The $1.27 billion budget proposal unveiled this week would cut the central office by 15 percent, or 179 positions. Employees will have the option of applying for other jobs within the system, including more than 50 new positions to assist principals with troubleshooting as they head into a second year of decentralized management.
Alonso says the role of the central office should be to support and evaluate schools, as the people closest to the children are making decisions. Each school would be assigned to a network of four administrators: two specializing in instruction, one in special education, and one in budget and operations. The administrators would be evaluated by principals - not the other way around - based on the quality of help they provide.
Alonso's budget proposal Tuesday came on the same night as he released a major school reorganization plan, which would close, merge, expand or move about three dozen schools. He said the closures would make good on his pledge to hold schools accountable for results.
A new accountability office would be in charge of developing a data-driven method to better evaluate schools. The moves would eliminate what Alonso perceives as a conflict of interest inherent in most districts, where the same people who are supposed to help schools are also reviewing them.
The central office reorganization is prompting concerns from the city's administrators union because the new network administration positions would not be affiliated with a union. Jimmy Gittings, president of the union, has plans to meet with Alonso tomorrow. "I will take actions if we cannot resolve the situation," Gittings said.
He said he is also concerned about the school reorganization plan. "You don't close schools that are not achieving," the union leader said. "You provide additional resources to those schools."
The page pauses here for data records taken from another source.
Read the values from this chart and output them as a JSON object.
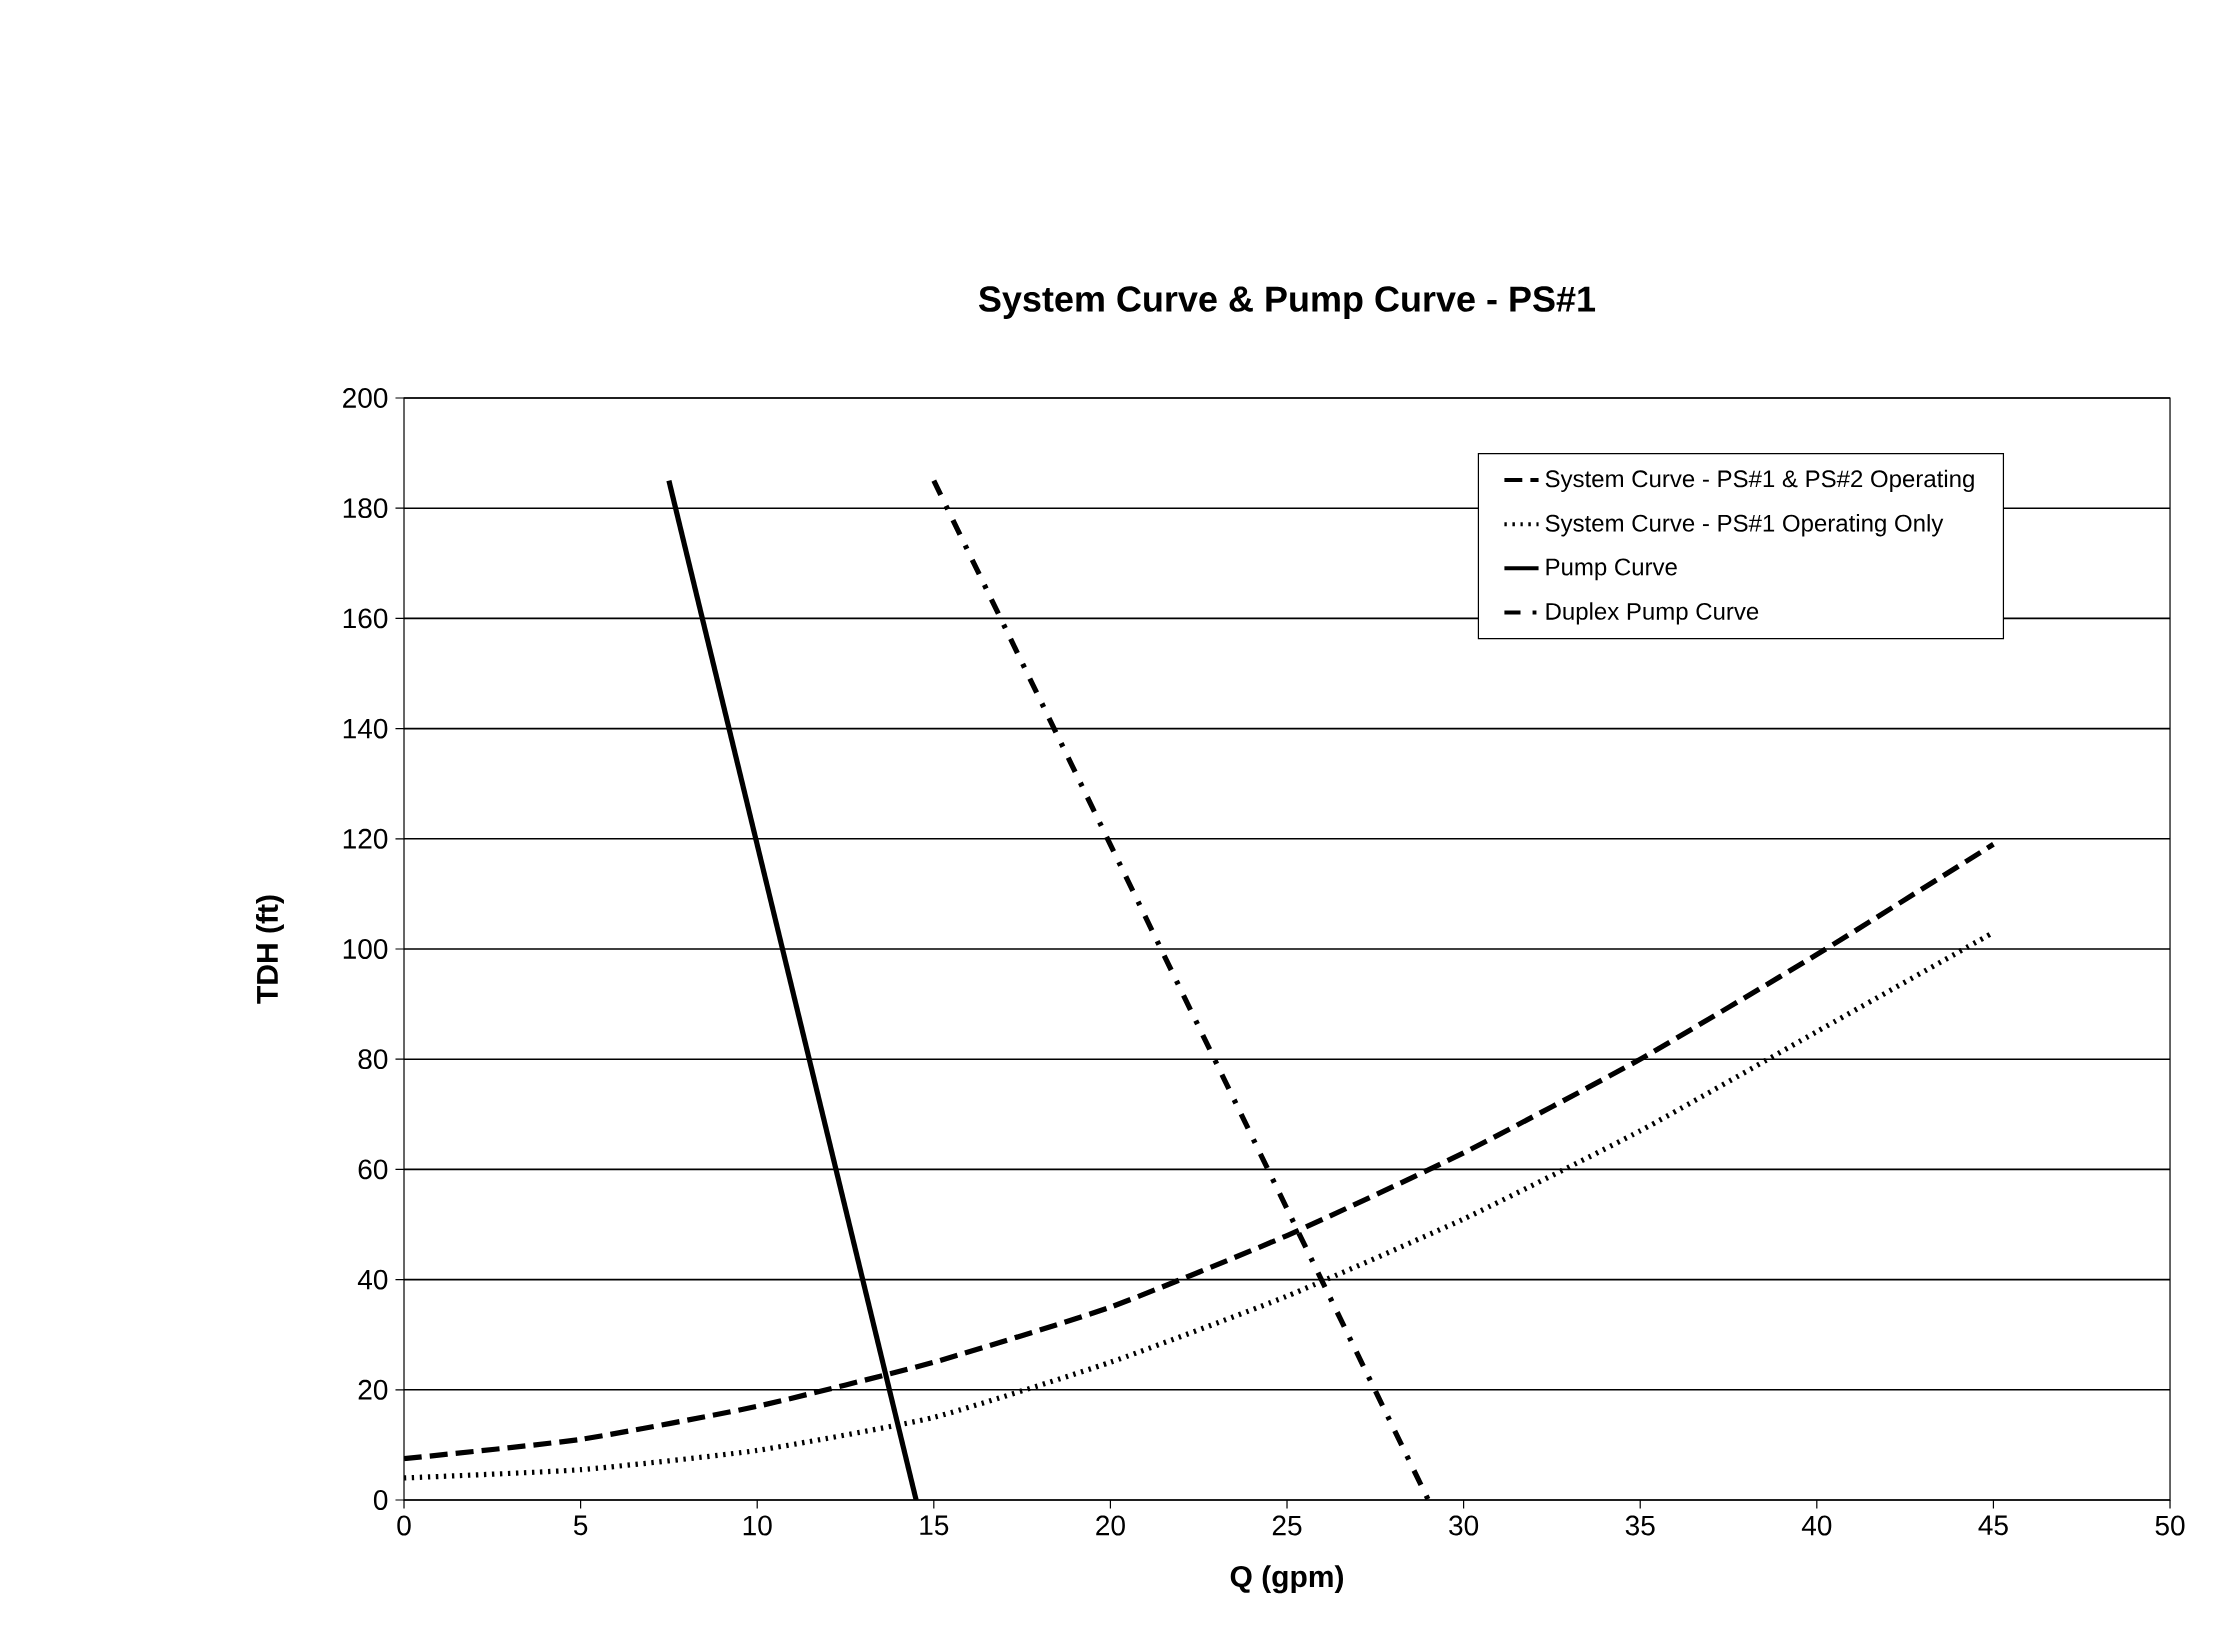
{
  "chart_data": {
    "type": "line",
    "title": "System Curve & Pump Curve - PS#1",
    "xlabel": "Q (gpm)",
    "ylabel": "TDH (ft)",
    "xlim": [
      0,
      50
    ],
    "ylim": [
      0,
      200
    ],
    "xticks": [
      0,
      5,
      10,
      15,
      20,
      25,
      30,
      35,
      40,
      45,
      50
    ],
    "yticks": [
      0,
      20,
      40,
      60,
      80,
      100,
      120,
      140,
      160,
      180,
      200
    ],
    "grid": "y",
    "legend": "top right",
    "marker": "none",
    "series": [
      {
        "name": "System Curve - PS#1 & PS#2 Operating",
        "color": "#000000",
        "line_style": "dashed",
        "x": [
          0,
          5,
          10,
          15,
          20,
          25,
          30,
          35,
          40,
          45
        ],
        "values": [
          7.5,
          11,
          17,
          25,
          35,
          48,
          63,
          80,
          99,
          119
        ]
      },
      {
        "name": "System Curve - PS#1 Operating Only",
        "color": "#000000",
        "line_style": "dotted",
        "x": [
          0,
          5,
          10,
          15,
          20,
          25,
          30,
          35,
          40,
          45
        ],
        "values": [
          4,
          5.5,
          9,
          15,
          25,
          37,
          51,
          67,
          85,
          103
        ]
      },
      {
        "name": "Pump Curve",
        "color": "#000000",
        "line_style": "solid",
        "x": [
          7.5,
          14.5
        ],
        "values": [
          185,
          0
        ]
      },
      {
        "name": "Duplex Pump Curve",
        "color": "#000000",
        "line_style": "dashdot",
        "x": [
          15,
          29
        ],
        "values": [
          185,
          0
        ]
      }
    ]
  }
}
The day after Alonso released his proposals, parents, students and educators struggled to understand the implications.
"I at least wanted to finish my eighth-grade year here," said Tichenna Taylor, 13, a seventh-grader at William H. Lemmel Middle. She is one of two girls who opposed the plan to close Lemmel this summer. The news follows the fatal stabbing of a Lemmel student outside the school in November. While in the past, closing city schools have phased out over time, Alonso wants to make all the moves this summer.